The objective of this Ph.D. is to propose new meaningful graph representation and transformation for multivariate time series that could support basic analytics (classification, clustering, and anomaly detection). Overall, the research questions tackled are the following:

  • Can a unique graph embedding method be more accurate on multiple analytical tasks than specific methods for each task?
  • Can a unique graph embedding be constructed for large heterogeneous multivariate time series that preserves accuracy while remaining scalable?
  • How can such embedding be used to interpret and explain analytical tasks (e.g., classification, clustering, anomaly detection)?

 

Application and use cases:

Time series analysis is a very important task for electricity production relevant applications. Indeed, the desire to analyze a large quantity of data efficiently and be able to express complex queries (i.e., anomalies discovery) can be crucial for industrial actors like EDF. For instance, one crucial goal for EDF is to improve the safety and availability of its electrical power plants by detecting anomalies that could occur. As massive gains are expected from reducing maintenance volumes, there is thus a serious need to have accurate and efficient algorithms to detect anomalies and understand their origins. Moreover, EDF has collected sensor data in every nuclear power plant for decades (at least 20 years). With a total of 58 nuclear power plants and more than 2000 sensors per unit, it represents a database of approximately 500 TeraBytes. Considering that the electrical power plants were built 20 to 30 years ago, we can expect that recent maintenance and new power plants will see their number of sensors and acquisition rate significantly increase, resulting in an exponential increase of new data. Moreover, half of the 2000 EDF electrical power plant sensors are boolean sensors, and the remaining half measure either water flow, pressure, temperature, or water level from very different parts of the plant, making each sensor almost unique. In addition to these already highly heterogeneous data series, the EDF database contains multiple logs (i.e., textual data) and structural knowledge (i.e., knowledge graphs representing the structure of the plant and the link between sensors).
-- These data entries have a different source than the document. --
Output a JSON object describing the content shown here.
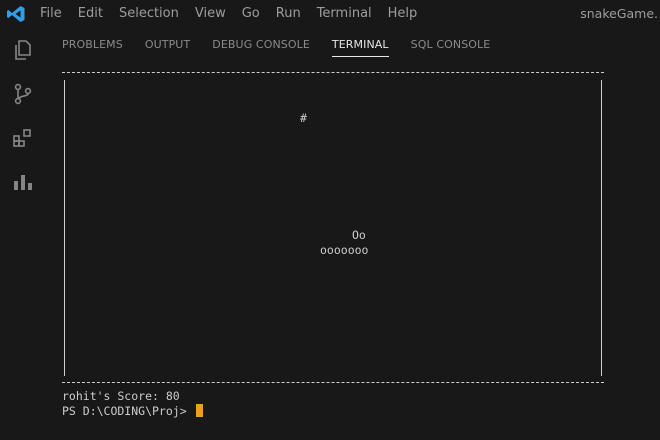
{
  "menu": [
    "File",
    "Edit",
    "Selection",
    "View",
    "Go",
    "Run",
    "Terminal",
    "Help"
  ],
  "window_title": "snakeGame.",
  "activity_icons": [
    "explorer-icon",
    "source-control-icon",
    "extensions-icon",
    "chart-icon"
  ],
  "tabs": [
    "PROBLEMS",
    "OUTPUT",
    "DEBUG CONSOLE",
    "TERMINAL",
    "SQL CONSOLE"
  ],
  "active_tab": "TERMINAL",
  "terminal": {
    "food": "#",
    "snake_head": "Oo",
    "snake_body": "ooooooo",
    "score_line": "rohit's Score: 80",
    "prompt": "PS D:\\CODING\\Proj>"
  },
  "colors": {
    "background": "#181818",
    "accent_logo": "#2f9ee6",
    "cursor": "#e8a317"
  }
}
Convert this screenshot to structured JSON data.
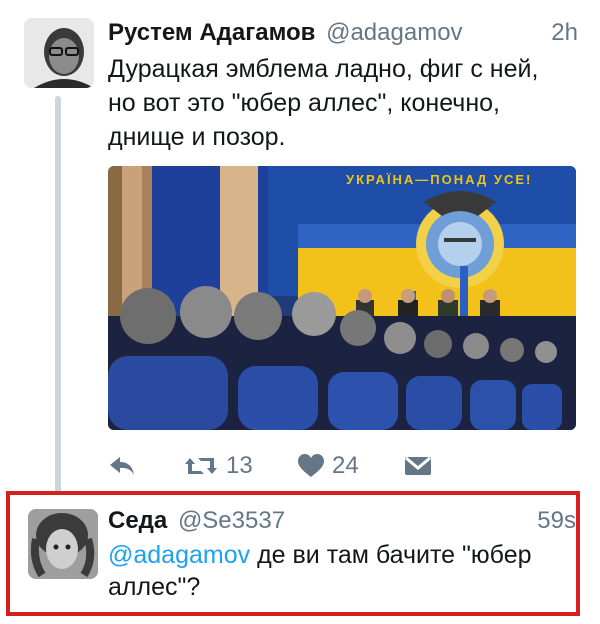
{
  "tweet1": {
    "author_name": "Рустем Адагамов",
    "author_handle": "@adagamov",
    "time": "2h",
    "text_lines": [
      "Дурацкая эмблема ладно, фиг с ней,",
      "но вот это \"юбер аллес\", конечно,",
      "днище и позор."
    ],
    "media": {
      "banner_text": "УКРАЇНА—ПОНАД УСЕ!"
    },
    "actions": {
      "reply_icon": "reply-icon",
      "retweet_icon": "retweet-icon",
      "retweet_count": "13",
      "like_icon": "heart-icon",
      "like_count": "24",
      "dm_icon": "direct-message-icon"
    }
  },
  "tweet2": {
    "author_name": "Седа",
    "author_handle": "@Se3537",
    "time": "59s",
    "mention": "@adagamov",
    "text_line1_rest": " де ви там бачите \"юбер",
    "text_line2": "аллес\"?"
  },
  "colors": {
    "link_blue": "#1da1f2",
    "muted_gray": "#657786",
    "highlight_red": "#d61f1f",
    "thread_line": "#ccd6dd"
  }
}
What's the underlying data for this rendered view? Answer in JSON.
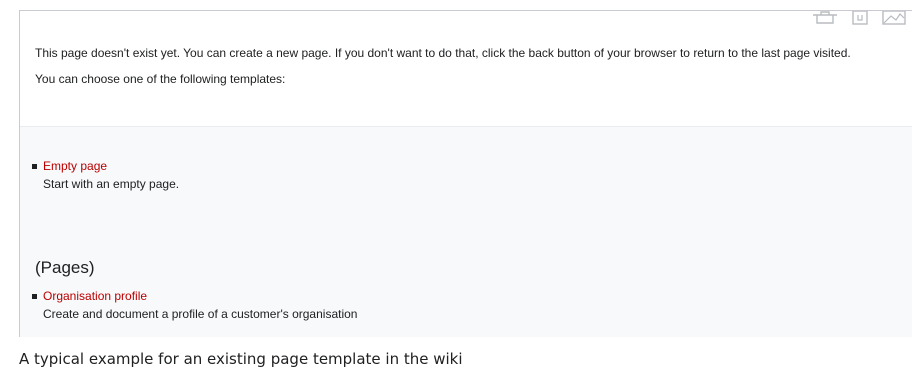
{
  "notice": {
    "missing_page_text": "This page doesn't exist yet. You can create a new page. If you don't want to do that, click the back button of your browser to return to the last page visited.",
    "choose_template_text": "You can choose one of the following templates:"
  },
  "toolbar": {
    "icons": [
      "print-icon",
      "page-icon",
      "image-icon"
    ]
  },
  "templates": {
    "default": [
      {
        "link": "Empty page",
        "description": "Start with an empty page."
      }
    ],
    "group_heading": "(Pages)",
    "pages": [
      {
        "link": "Organisation profile",
        "description": "Create and document a profile of a customer's organisation"
      }
    ]
  },
  "caption": "A typical example for an existing page template in the wiki",
  "colors": {
    "link_red": "#ba0000",
    "text": "#202122",
    "border": "#c8ccd1",
    "box_bg": "#f8f9fa"
  }
}
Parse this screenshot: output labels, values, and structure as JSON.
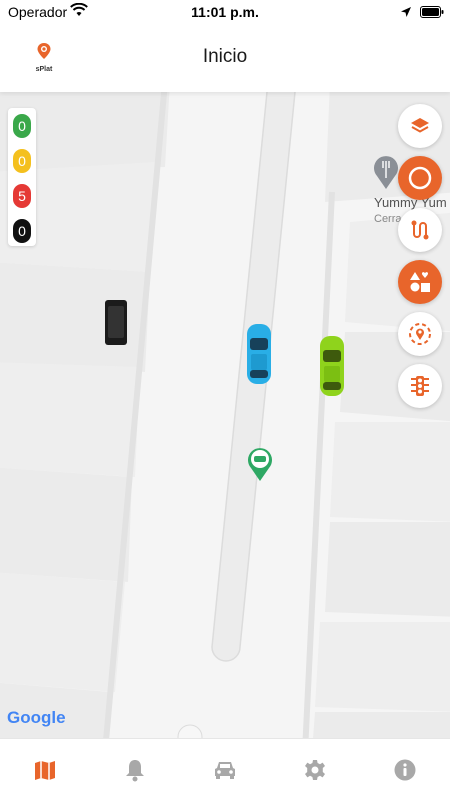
{
  "status_bar": {
    "carrier": "Operador",
    "time": "11:01 p.m."
  },
  "header": {
    "logo_text": "sPlat",
    "title": "Inicio"
  },
  "counters": [
    {
      "value": "0",
      "color": "#3aa84a"
    },
    {
      "value": "0",
      "color": "#f4c01e"
    },
    {
      "value": "5",
      "color": "#e53935"
    },
    {
      "value": "0",
      "color": "#111111"
    }
  ],
  "map": {
    "poi_name": "Yummy Yum",
    "poi_sub": "Cerra",
    "attribution": "Google"
  },
  "fabs": [
    {
      "name": "layers-icon",
      "style": "white"
    },
    {
      "name": "circle-draw-icon",
      "style": "orange"
    },
    {
      "name": "route-icon",
      "style": "white"
    },
    {
      "name": "shapes-icon",
      "style": "orange"
    },
    {
      "name": "location-target-icon",
      "style": "white"
    },
    {
      "name": "traffic-light-icon",
      "style": "white"
    }
  ],
  "bottom_nav": [
    {
      "name": "map-icon",
      "active": true
    },
    {
      "name": "bell-icon",
      "active": false
    },
    {
      "name": "car-icon",
      "active": false
    },
    {
      "name": "gear-icon",
      "active": false
    },
    {
      "name": "info-icon",
      "active": false
    }
  ],
  "colors": {
    "accent": "#e8652b",
    "nav_inactive": "#a8a8a8"
  }
}
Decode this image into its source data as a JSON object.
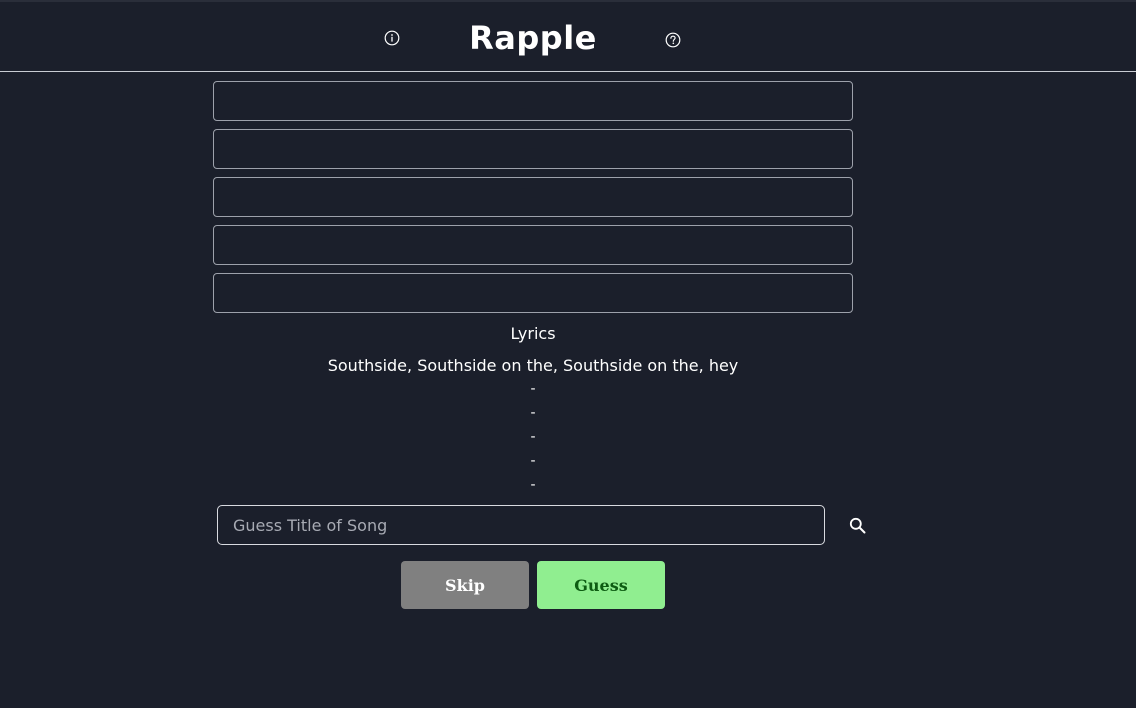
{
  "header": {
    "title": "Rapple",
    "info_icon": "info-icon",
    "help_icon": "help-icon"
  },
  "guess_slots": [
    "",
    "",
    "",
    "",
    ""
  ],
  "lyrics": {
    "heading": "Lyrics",
    "line": "Southside, Southside on the, Southside on the, hey",
    "hidden_lines": [
      "-",
      "-",
      "-",
      "-",
      "-"
    ]
  },
  "search": {
    "placeholder": "Guess Title of Song",
    "value": "",
    "icon": "search-icon"
  },
  "buttons": {
    "skip_label": "Skip",
    "guess_label": "Guess"
  },
  "colors": {
    "background": "#1b1f2b",
    "skip": "#808080",
    "guess": "#90ee90",
    "guess_text": "#0d5c12"
  }
}
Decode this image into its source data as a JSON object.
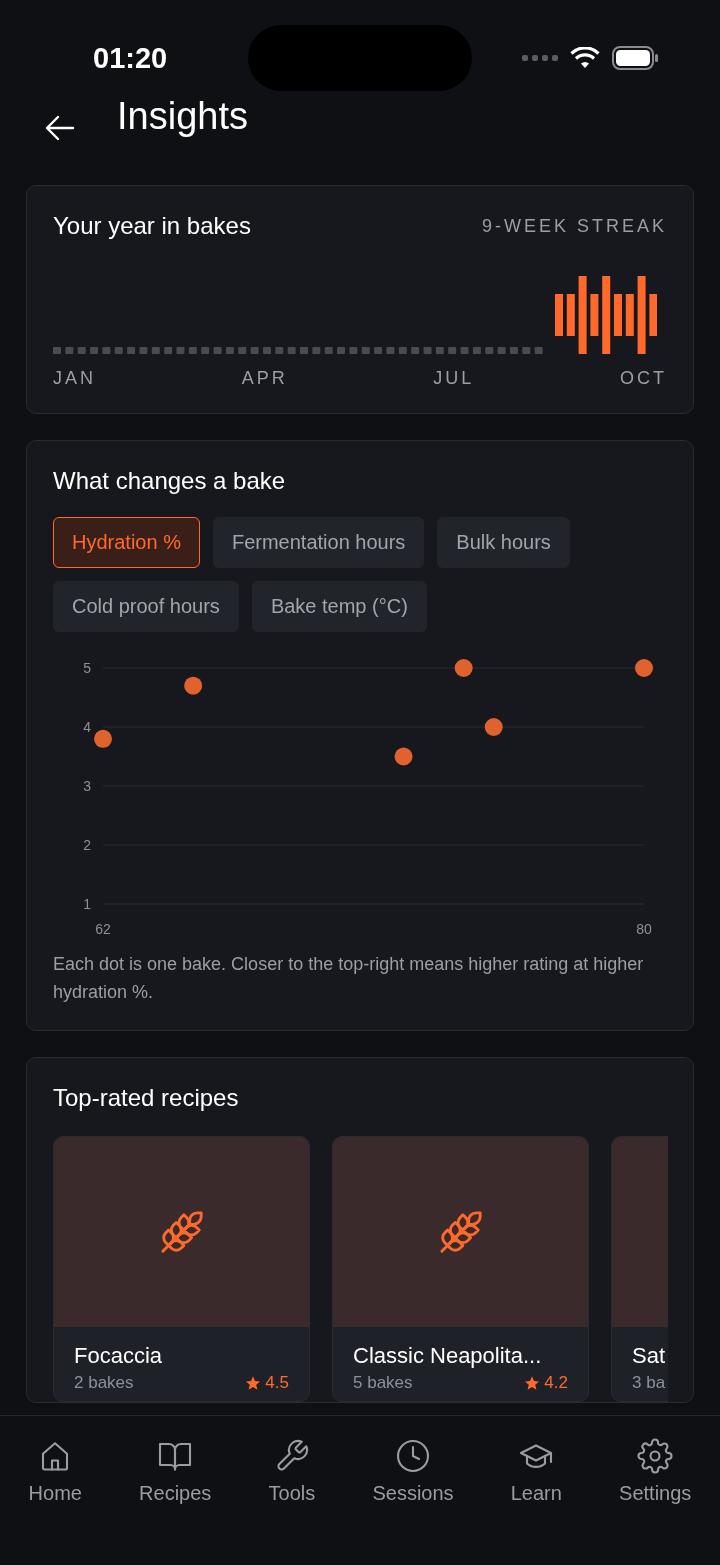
{
  "status_bar": {
    "time": "01:20"
  },
  "header": {
    "title": "Insights"
  },
  "year_card": {
    "title": "Your year in bakes",
    "streak": "9-WEEK STREAK",
    "months": [
      "JAN",
      "APR",
      "JUL",
      "OCT"
    ]
  },
  "changes_card": {
    "title": "What changes a bake",
    "filters": [
      {
        "label": "Hydration %",
        "selected": true
      },
      {
        "label": "Fermentation hours",
        "selected": false
      },
      {
        "label": "Bulk hours",
        "selected": false
      },
      {
        "label": "Cold proof hours",
        "selected": false
      },
      {
        "label": "Bake temp (°C)",
        "selected": false
      }
    ],
    "chart_data": {
      "type": "scatter",
      "x": [
        62,
        65,
        72,
        74,
        75,
        80
      ],
      "series": [
        {
          "color": "#e0622e",
          "values": [
            3.8,
            4.7,
            3.5,
            5,
            4,
            5
          ]
        }
      ],
      "xlim": [
        62,
        80
      ],
      "ylim": [
        1,
        5
      ],
      "xticks": [
        62,
        80
      ],
      "yticks": [
        1,
        2,
        3,
        4,
        5
      ],
      "grid": true
    },
    "caption": "Each dot is one bake. Closer to the top-right means higher rating at higher hydration %."
  },
  "recipes_card": {
    "title": "Top-rated recipes",
    "recipes": [
      {
        "name": "Focaccia",
        "bakes": "2 bakes",
        "rating": "4.5"
      },
      {
        "name": "Classic Neapolita...",
        "bakes": "5 bakes",
        "rating": "4.2"
      },
      {
        "name": "Sat",
        "bakes": "3 ba"
      }
    ]
  },
  "tab_bar": [
    {
      "label": "Home",
      "kind": "home"
    },
    {
      "label": "Recipes",
      "kind": "recipes"
    },
    {
      "label": "Tools",
      "kind": "tools"
    },
    {
      "label": "Sessions",
      "kind": "sessions"
    },
    {
      "label": "Learn",
      "kind": "learn"
    },
    {
      "label": "Settings",
      "kind": "settings"
    }
  ]
}
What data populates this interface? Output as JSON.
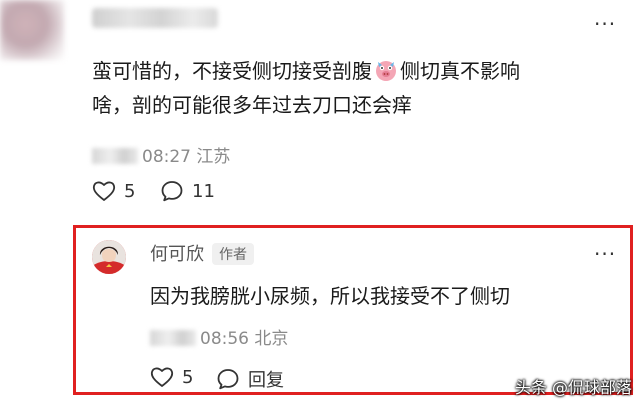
{
  "main_comment": {
    "line1": "蛮可惜的，不接受侧切接受剖腹",
    "line1_after": "侧切真不影响",
    "line2": "啥，剖的可能很多年过去刀口还会痒",
    "time": "08:27",
    "location": "江苏",
    "likes": "5",
    "comments": "11"
  },
  "reply": {
    "author": "何可欣",
    "author_tag": "作者",
    "text": "因为我膀胱小尿频，所以我接受不了侧切",
    "time": "08:56",
    "location": "北京",
    "likes": "5",
    "reply_label": "回复"
  },
  "watermark": "头条 @侃球部落",
  "colors": {
    "highlight_border": "#e02020",
    "meta_gray": "#8a8a8a"
  }
}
The context described above is highly related to the problems that will be tackled in this PhD. Thus, benefiting from previous collaborations of Paul Boniol with the research department of EDF, the PhD candidates might have the opportunity to apply the research conducted on such use cases.

Principales activités

Main tasks:

  • Acquire an exhaustive understanding of the literature on graph representation for time series and graph-based methods for time series analytics.
  • Propose and implement a new graph representation for multivariate time series.
  • Evaluate the proposed solution on publicly available benchmarks (UCR-Archive for classification and clustering and equivalents of TSB-UAD for multivariate time series). 
  • Study the impact of heterogeneous (i.e., various acquisition rates, types of time series, stationarity, etc.) multivariate time seires on unified graph embedding. 
  • Propose interpretable solutions based on the graph representation of time series for specific analytical tasks.

Additional tasks:

  • Write scientific research papers with the objective to publish them on top data analytics and data management conferences and journals.

Avantages

  • Subsidized meals
  • Partial reimbursement of public transport costs
  • Leave: 7 weeks of annual leave + 10 extra days off due to RTT (statutory reduction in working hours) + possibility of exceptional leave (sick children, moving home, etc.)
  • Possibility of teleworking
  • Flexible organization of working hours (after 12 months of employment)
  • Professional equipment available (videoconferencing, loan of computer equipment, etc.)
  • Social, cultural and sports events and activities
  • Access to vocational training

Rémunération

Monthly gross salary : 2100 € during the first and second years. 2190 € the last year.